このたびの株式会社卑弥呼の事例で言えば、結局のところは、
買い手である公開買付者が申し出ている買付価格に売り手である株主が承諾するか否か、の一点だけで、
株式譲渡価額の妥当性や配慮の程度や是非は判断されるべきだ、ということになると思います。
将来の投資有価証券の売却や売却損計上を織り込んだこのたびの買付価格は、
直近の市場株価に100%以上のプレミアムを付けた価格となっています。
その買付価格で十分だ、と喜んで応募する株主もいることでしょうが、それはそれでその株主の判断です。
また、将来の投資有価証券の売却や売却損計上を織り込むのは会計上はおかしいのではないかと考え、
買付価格はさらに高い価格であるべきだ、だから応募しない、という株主もいるかもしれませんが、
それはそれでその株主の判断です。
要するに、会社が保有している資産や含み損や含み益や将来性、そして株式の価値について判断をするのは、
売買の当事者であって、当事者以外ではないわけです。
たとえ他人からは全く価値がないと思える目的物の売買であっても、
それはそれで当事者が合意した価格、というだけのことであるわけです。
それ以外に、目的物やその売買価格については判断のしようはないのではないでしょうか。
目的物やその売買価格について、他人があれこれ言うのは、まさに
"It's none of your business." (君の知った事ではない(よけいなお世話だ)。)
なのではないでしょうか。
会計上の価額はあくまで、これまでに実際に行われた取引について認識を行ったものに過ぎず、
これから行われる取引を価額に織り込んで考えるのは、まさに当事者の自由であるわけです。
私はこれまでに何回も、公開買付に関しては会社(対象者)は意見表明など行うべきではなく、応募の判断は株主に委ねるべきだ、
と書きましたが、このことは、「取引を行うのは、すなわち、売買の当事者は、公開買付者と株主だ。」、
と言い換えてもいいと思います。
取引の原理原則に従えば、株式売買の申し出と承諾は、公開買付者と株主が行うのだ、と言えると思います。

 


It is the charge of respective shareholders to estimate the amount of an unrealized loss of securities.

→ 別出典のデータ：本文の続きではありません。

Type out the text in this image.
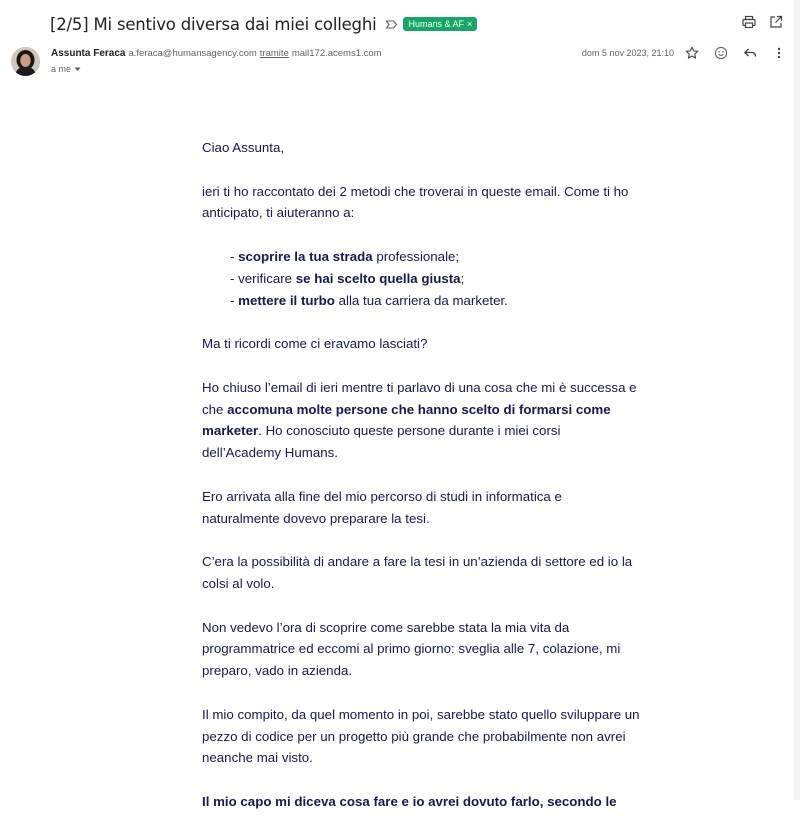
[2/5] Mi sentivo diversa dai miei colleghi	Humans & AF ×
Assunta Feraca a.feraca@humansagency.com tramite mail172.acems1.com
a me
dom 5 nov 2023, 21:10

Ciao Assunta,

ieri ti ho raccontato dei 2 metodi che troverai in queste email. Come ti ho anticipato, ti aiuteranno a:

- scoprire la tua strada professionale;
- verificare se hai scelto quella giusta;
- mettere il turbo alla tua carriera da marketer.

Ma ti ricordi come ci eravamo lasciati?

Ho chiuso l’email di ieri mentre ti parlavo di una cosa che mi è successa e che accomuna molte persone che hanno scelto di formarsi come marketer. Ho conosciuto queste persone durante i miei corsi dell’Academy Humans.

Ero arrivata alla fine del mio percorso di studi in informatica e naturalmente dovevo preparare la tesi.

C’era la possibilità di andare a fare la tesi in un’azienda di settore ed io la colsi al volo.

Non vedevo l’ora di scoprire come sarebbe stata la mia vita da programmatrice ed eccomi al primo giorno: sveglia alle 7, colazione, mi preparo, vado in azienda.

Il mio compito, da quel momento in poi, sarebbe stato quello sviluppare un pezzo di codice per un progetto più grande che probabilmente non avrei neanche mai visto.

Il mio capo mi diceva cosa fare e io avrei dovuto farlo, secondo le
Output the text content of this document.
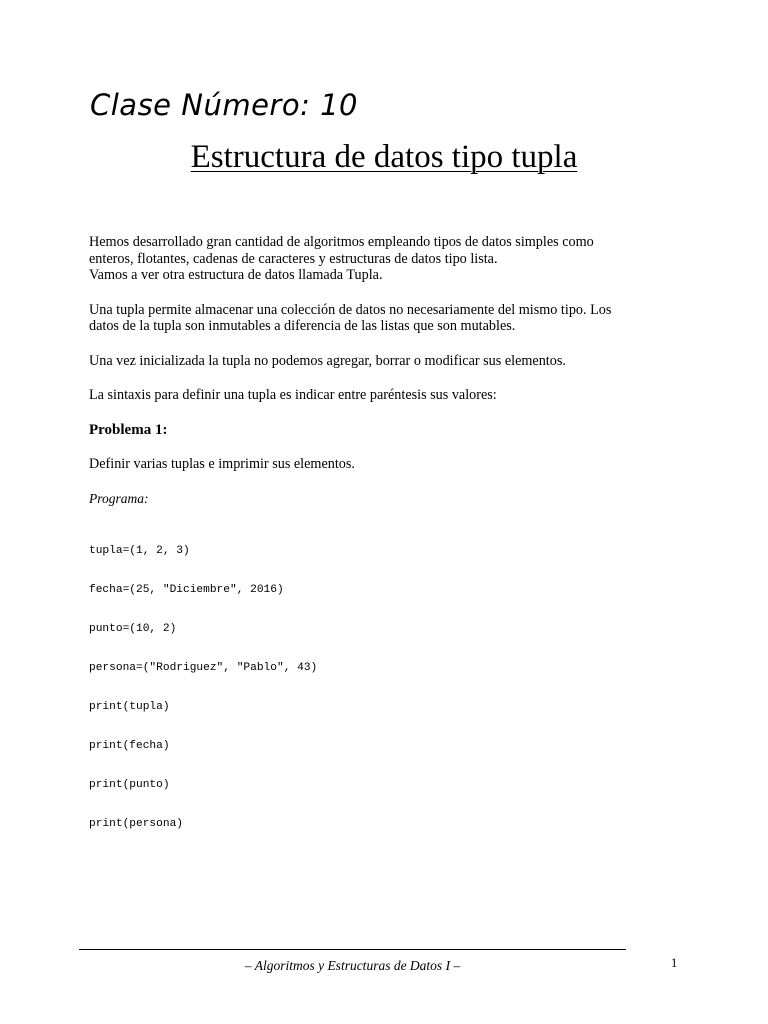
Clase Número: 10
Estructura de datos tipo tupla

Hemos desarrollado gran cantidad de algoritmos empleando tipos de datos simples como

enteros, flotantes, cadenas de caracteres y estructuras de datos tipo lista.

Vamos a ver otra estructura de datos llamada Tupla.

Una tupla permite almacenar una colección de datos no necesariamente del mismo tipo. Los

datos de la tupla son inmutables a diferencia de las listas que son mutables.

Una vez inicializada la tupla no podemos agregar, borrar o modificar sus elementos.

La sintaxis para definir una tupla es indicar entre paréntesis sus valores:

Problema 1:

Definir varias tuplas e imprimir sus elementos.

Programa:

tupla=(1, 2, 3)

fecha=(25, "Diciembre", 2016)

punto=(10, 2)

persona=("Rodriguez", "Pablo", 43)

print(tupla)

print(fecha)

print(punto)

print(persona)

– Algoritmos y Estructuras de Datos I –	1
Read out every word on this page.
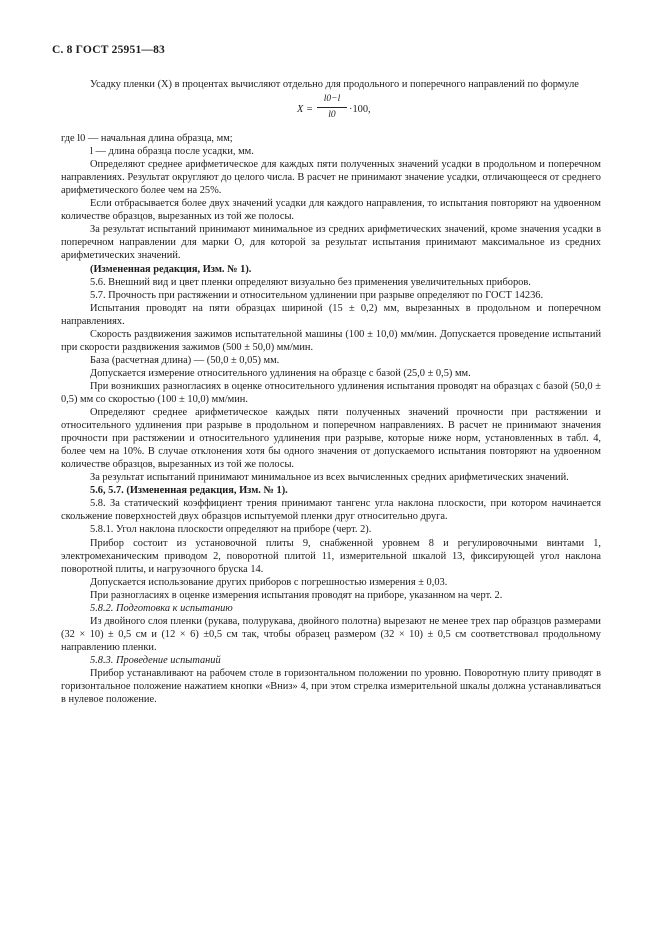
С. 8 ГОСТ 25951—83

Усадку пленки (X) в процентах вычисляют отдельно для продольного и поперечного направлений по формуле

$X = \frac{l0-l}{l0} \cdot 100$,
где l0 — начальная длина образца, мм;
l — длина образца после усадки, мм.

Определяют среднее арифметическое для каждых пяти полученных значений усадки в продольном и поперечном направлениях. Результат округляют до целого числа. В расчет не принимают значение усадки, отличающееся от среднего арифметического более чем на 25%.

Если отбрасывается более двух значений усадки для каждого направления, то испытания повторяют на удвоенном количестве образцов, вырезанных из той же полосы.

За результат испытаний принимают минимальное из средних арифметических значений, кроме значения усадки в поперечном направлении для марки О, для которой за результат испытания принимают максимальное из средних арифметических значений.

(Измененная редакция, Изм. № 1).

5.6. Внешний вид и цвет пленки определяют визуально без применения увеличительных приборов.

5.7. Прочность при растяжении и относительном удлинении при разрыве определяют по ГОСТ 14236.

Испытания проводят на пяти образцах шириной (15 ± 0,2) мм, вырезанных в продольном и поперечном направлениях.

Скорость раздвижения зажимов испытательной машины (100 ± 10,0) мм/мин. Допускается проведение испытаний при скорости раздвижения зажимов (500 ± 50,0) мм/мин.

База (расчетная длина) — (50,0 ± 0,05) мм.

Допускается измерение относительного удлинения на образце с базой (25,0 ± 0,5) мм.

При возникших разногласиях в оценке относительного удлинения испытания проводят на образцах с базой (50,0 ± 0,5) мм со скоростью (100 ± 10,0) мм/мин.

Определяют среднее арифметическое каждых пяти полученных значений прочности при растяжении и относительного удлинения при разрыве в продольном и поперечном направлениях. В расчет не принимают значения прочности при растяжении и относительного удлинения при разрыве, которые ниже норм, установленных в табл. 4, более чем на 10%. В случае отклонения хотя бы одного значения от допускаемого испытания повторяют на удвоенном количестве образцов, вырезанных из той же полосы.

За результат испытаний принимают минимальное из всех вычисленных средних арифметических значений.

5.6, 5.7. (Измененная редакция, Изм. № 1).

5.8. За статический коэффициент трения принимают тангенс угла наклона плоскости, при котором начинается скольжение поверхностей двух образцов испытуемой пленки друг относительно друга.

5.8.1. Угол наклона плоскости определяют на приборе (черт. 2).

Прибор состоит из установочной плиты 9, снабженной уровнем 8 и регулировочными винтами 1, электромеханическим приводом 2, поворотной плитой 11, измерительной шкалой 13, фиксирующей угол наклона поворотной плиты, и нагрузочного бруска 14.

Допускается использование других приборов с погрешностью измерения ± 0,03.

При разногласиях в оценке измерения испытания проводят на приборе, указанном на черт. 2.

5.8.2. Подготовка к испытанию

Из двойного слоя пленки (рукава, полурукава, двойного полотна) вырезают не менее трех пар образцов размерами (32 × 10) ± 0,5 см и (12 × 6) ±0,5 см так, чтобы образец размером (32 × 10) ± 0,5 см соответствовал продольному направлению пленки.

5.8.3. Проведение испытаний

Прибор устанавливают на рабочем столе в горизонтальном положении по уровню. Поворотную плиту приводят в горизонтальное положение нажатием кнопки «Вниз» 4, при этом стрелка измерительной шкалы должна устанавливаться в нулевое положение.
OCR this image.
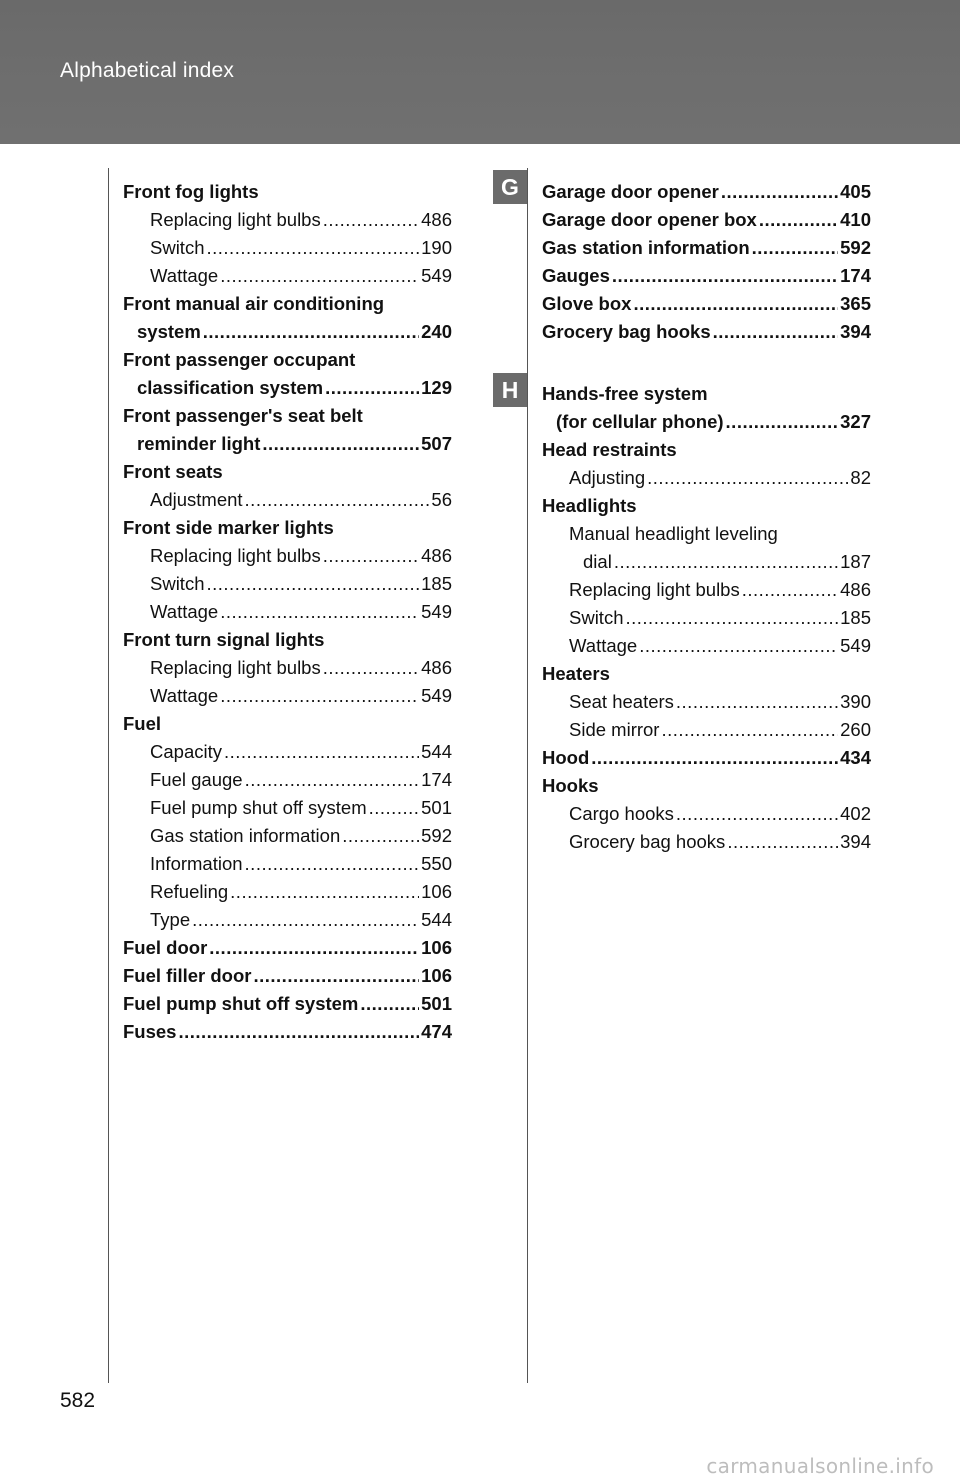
Alphabetical index
Front fog lights
Replacing light bulbs .....	486
Switch .....	190
Wattage .....	549
Front manual air conditioning
system .....	240
Front passenger occupant
classification system .....	129
Front passenger's seat belt
reminder light .....	507
Front seats
Adjustment .....	56
Front side marker lights
Replacing light bulbs .....	486
Switch .....	185
Wattage .....	549
Front turn signal lights
Replacing light bulbs .....	486
Wattage .....	549
Fuel
Capacity .....	544
Fuel gauge .....	174
Fuel pump shut off system .....	501
Gas station information .....	592
Information .....	550
Refueling .....	106
Type .....	544
Fuel door .....	106
Fuel filler door .....	106
Fuel pump shut off system .....	501
Fuses .....	474
G
H
Garage door opener .....	405
Garage door opener box .....	410
Gas station information .....	592
Gauges .....	174
Glove box .....	365
Grocery bag hooks .....	394
Hands-free system
(for cellular phone) .....	327
Head restraints
Adjusting .....	82
Headlights
Manual headlight leveling
dial .....	187
Replacing light bulbs .....	486
Switch .....	185
Wattage .....	549
Heaters
Seat heaters .....	390
Side mirror .....	260
Hood .....	434
Hooks
Cargo hooks .....	402
Grocery bag hooks .....	394
582
carmanualsonline.info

有価証券の含み損の金額を見積もるのは、各株主の責任です。

 

Not only securities but also fixed assets and inventories, or rather all of the assets that a company owns
have their respective unrealized profits and losses.

有価証券だけではなく固定資産や棚卸資産にも、いや正確に言えば、会社が保有している全ての資産には、
それぞれ含み益や含み損があるのです。

 

There is no accounting to others for an object nor its price on a transaction.
It goes along as long as only both of the parties mutually consent.

取引が行われる目的物やその価格について、他人に説明することはできません。
当事者が合意しさえすれば、それでいいのです。